(Concrete, easy-to-answer question below, explanation first)
Common adage: Modern deep learning techniques are sample-inefficient; it takes loads of data for them to learn things. If you pre-train them, it takes less additional data for them to learn something new, but still compared to humans it takes a lot.
Elsewhere, based on papers like this and this, various people have extrapolated the following takes:
--It seems like bigger neural nets need to see less data to reach the same level of performance.
--It seems like bigger neural nets need fewer epochs to reach convergence. Soon they'll only need to see each data point once. (Search this for "multiple epochs")
I feel like this take is in tension with the common adage. I wonder: If there is a fact mentioned in GPT-3's training data, how many times does it need to be mentioned before GPT-3 comes to know that fact? For example, I'm told that GPT-3 knows the names of most prominent members of the rationalist community. How many times has it seen each name?
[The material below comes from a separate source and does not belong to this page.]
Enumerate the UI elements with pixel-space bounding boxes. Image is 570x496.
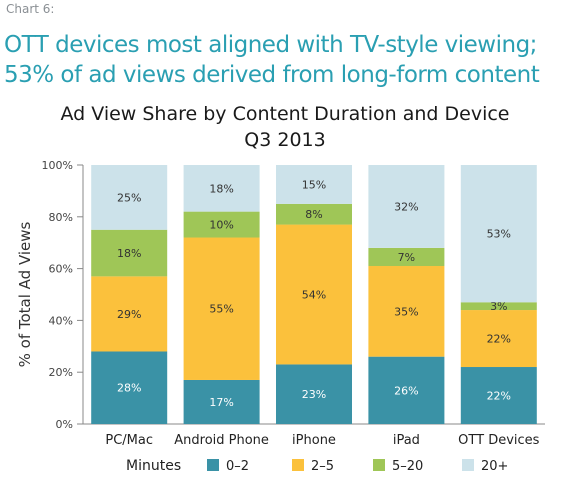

Are we talking ten times, or ten thousand?*
I'd be interested to hear people do a bit of a search for the "most sample-efficient/obscure fact" in GPT-3's repertoire. In this manner we could quantity how many times GPT-3 needs to see something before it learns it. (Maybe we don't have access to the dataset used to train GPT-3. But people at Eleuther.ai have The Pile, right? And they've trained big transformers on it? We could answer the question easily and precisely there, no?)
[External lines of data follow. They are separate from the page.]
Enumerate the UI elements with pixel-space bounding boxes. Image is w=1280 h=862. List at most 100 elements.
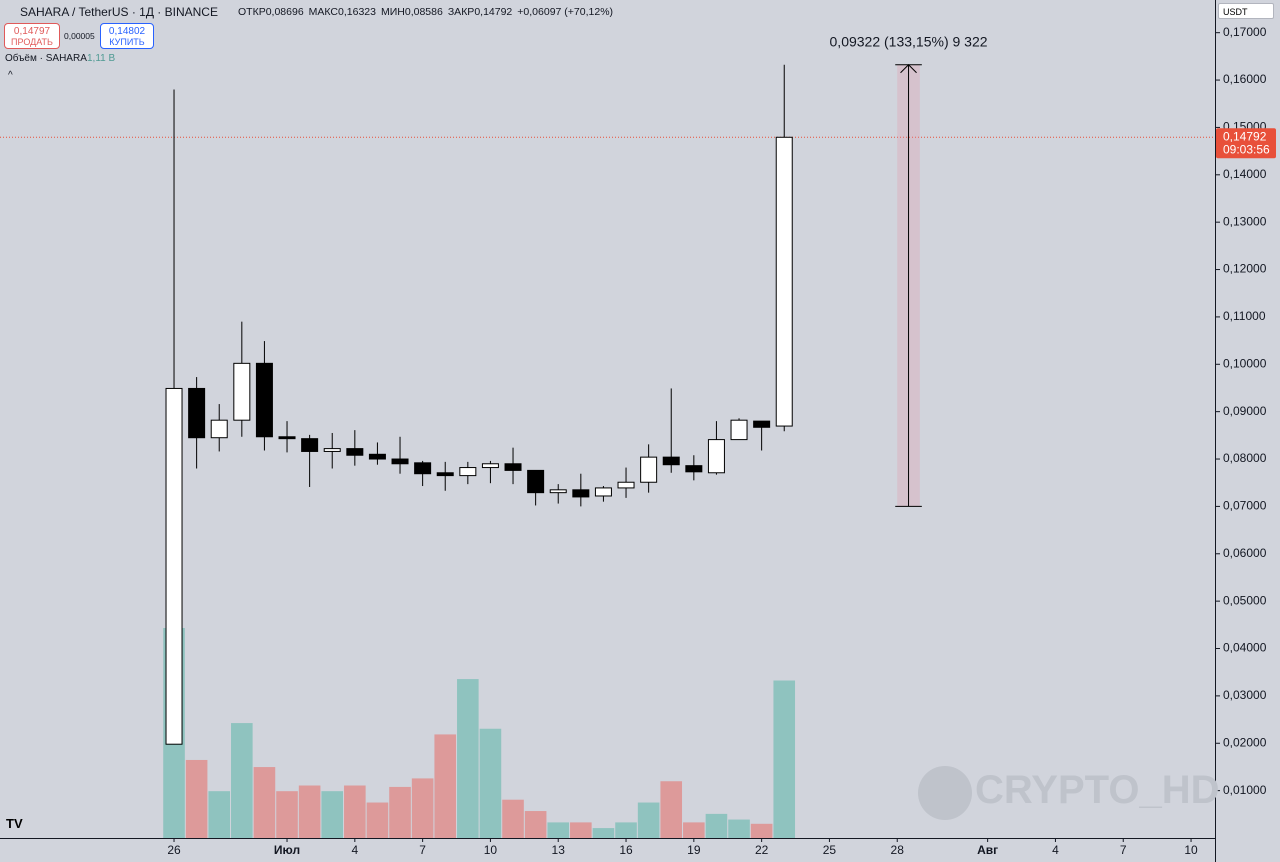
candle-body bbox=[527, 469, 545, 494]
x-tick-label: 26 bbox=[167, 843, 181, 857]
candle-body bbox=[707, 439, 725, 474]
candle-body bbox=[481, 463, 499, 469]
candle-body bbox=[640, 456, 658, 483]
y-tick-label: 0,17000 bbox=[1223, 25, 1267, 39]
ohlc-label: МАКС bbox=[308, 6, 339, 18]
volume-bar bbox=[411, 778, 434, 838]
volume-title: Объём · SAHARA bbox=[5, 53, 87, 64]
x-tick-label: 19 bbox=[687, 843, 701, 857]
candle-body bbox=[391, 458, 409, 465]
ohlc-value: 0,08586 bbox=[404, 6, 443, 18]
x-tick-label: 22 bbox=[755, 843, 769, 857]
volume-bar bbox=[750, 823, 773, 838]
candle-body bbox=[278, 436, 296, 440]
volume-bar bbox=[434, 734, 457, 838]
ohlc-label: ЗАКР bbox=[447, 6, 475, 18]
measure-label: 0,09322 (133,15%) 9 322 bbox=[830, 33, 988, 49]
candle-body bbox=[775, 136, 793, 427]
y-tick-label: 0,10000 bbox=[1223, 356, 1267, 370]
x-tick-label: 16 bbox=[619, 843, 633, 857]
buy-price: 0,14802 bbox=[108, 26, 146, 37]
candle-body bbox=[594, 487, 612, 497]
volume-bar bbox=[547, 822, 570, 838]
sell-label: ПРОДАТЬ bbox=[11, 37, 53, 47]
candle-body bbox=[255, 362, 273, 438]
volume-bar bbox=[231, 723, 253, 838]
last-price-tag bbox=[1216, 128, 1276, 159]
ohlc-value: 0,16323 bbox=[338, 6, 376, 18]
volume-bar bbox=[185, 759, 208, 838]
volume-bar bbox=[344, 785, 366, 838]
ohlc-legend: ОТКР0,08696 МАКС0,16323 МИН0,08586 ЗАКР0,14… bbox=[238, 6, 613, 18]
volume-bar bbox=[524, 811, 547, 838]
watermark: CRYPTO_HD bbox=[975, 768, 1220, 812]
y-tick-label: 0,12000 bbox=[1223, 262, 1267, 276]
last-price-label: 0,14792 bbox=[1223, 129, 1267, 143]
candle-body bbox=[346, 448, 364, 456]
volume-bar bbox=[321, 791, 344, 838]
ohlc-label: ОТКР bbox=[238, 6, 266, 18]
y-tick-label: 0,04000 bbox=[1223, 641, 1267, 655]
volume-bar bbox=[637, 802, 660, 838]
volume-bar bbox=[615, 822, 637, 838]
volume-bar bbox=[276, 791, 298, 838]
candle-body bbox=[323, 448, 341, 452]
x-tick-label: 4 bbox=[351, 843, 358, 857]
candle-body bbox=[549, 489, 567, 494]
change: +0,06097 (+70,12%) bbox=[517, 6, 614, 18]
y-tick-label: 0,08000 bbox=[1223, 451, 1267, 465]
volume-bar bbox=[592, 828, 615, 838]
ohlc-value: 0,14792 bbox=[474, 6, 513, 18]
x-tick-label: 13 bbox=[552, 843, 566, 857]
y-tick-label: 0,14000 bbox=[1223, 167, 1267, 181]
sell-price: 0,14797 bbox=[13, 26, 51, 37]
candle-body bbox=[617, 481, 635, 489]
x-tick-label: 28 bbox=[891, 843, 905, 857]
y-tick-label: 0,16000 bbox=[1223, 72, 1267, 86]
candle-body bbox=[572, 489, 590, 498]
currency-selector[interactable]: USDT bbox=[1218, 3, 1274, 19]
y-tick-label: 0,11000 bbox=[1223, 309, 1266, 323]
candle-body bbox=[730, 419, 748, 441]
candle-body bbox=[210, 419, 228, 439]
candle-body bbox=[414, 462, 432, 475]
volume-bar bbox=[660, 781, 683, 838]
y-tick-label: 0,03000 bbox=[1223, 688, 1267, 702]
x-tick-label: 7 bbox=[1120, 843, 1127, 857]
volume-bar bbox=[728, 819, 750, 838]
buy-button[interactable]: 0,14802 КУПИТЬ bbox=[100, 23, 154, 49]
y-tick-label: 0,06000 bbox=[1223, 546, 1267, 560]
volume-bar bbox=[457, 679, 479, 838]
candle-body bbox=[368, 453, 386, 460]
volume-label: 1,11 B bbox=[87, 53, 116, 64]
spread: 0,00005 bbox=[64, 31, 95, 41]
candle-body bbox=[753, 420, 771, 428]
volume-bar bbox=[479, 728, 502, 838]
candle-body bbox=[188, 387, 206, 439]
volume-bar bbox=[683, 822, 705, 838]
y-tick-label: 0,02000 bbox=[1223, 735, 1267, 749]
sell-button[interactable]: 0,14797 ПРОДАТЬ bbox=[4, 23, 60, 49]
collapse-toggle[interactable]: ^ bbox=[8, 70, 13, 81]
volume-bar bbox=[208, 791, 231, 838]
y-tick-label: 0,09000 bbox=[1223, 404, 1267, 418]
candle-body bbox=[301, 438, 319, 452]
candle-body bbox=[436, 472, 454, 477]
ohlc-value: 0,08696 bbox=[265, 6, 304, 18]
candle-body bbox=[685, 465, 703, 473]
y-tick-label: 0,05000 bbox=[1223, 593, 1267, 607]
y-tick-label: 0,01000 bbox=[1223, 783, 1267, 797]
x-tick-label: Июл bbox=[274, 843, 300, 857]
x-tick-label: Авг bbox=[977, 843, 998, 857]
y-tick-label: 0,07000 bbox=[1223, 499, 1267, 513]
x-tick-label: 7 bbox=[419, 843, 426, 857]
volume-bar bbox=[705, 813, 728, 838]
measure-arrowhead bbox=[900, 64, 917, 74]
volume-bar bbox=[253, 767, 276, 838]
candle-body bbox=[459, 467, 477, 477]
x-tick-label: 10 bbox=[1184, 843, 1198, 857]
countdown-label: 09:03:56 bbox=[1223, 142, 1270, 156]
candle-body bbox=[165, 387, 183, 745]
y-tick-label: 0,13000 bbox=[1223, 214, 1267, 228]
x-tick-label: 4 bbox=[1052, 843, 1059, 857]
Or am I thinking about this all wrong somehow? This seems like an obvious idea, I wonder why I haven't heard of it before.
*Suppose it is ten thousand. Then that means one in every ten million two-word strings on the internet is "Paul Christiano." (The dataset for GPT-3 was 300B tokens) Add in all the other rationalists/EAs and probably it means one in every hundred thousand words is the name of some prominent rationalist/EA. Surely this is too much, no? It seems way too much according to Google Ngram Viewer.
This paper estimates that the human retina conveys visual information to the rest of the brain at 1e7 bits/second. I haven't read the paper though. It's a bit tricky to compare that to pixels anyway, because I think the retina itself does some data compression. I guess we have 6 million cones, which would be ~2M of each type, so maybe vision-at-any-given-time is ballpark comparable to the information content in a 1 megapixel color image??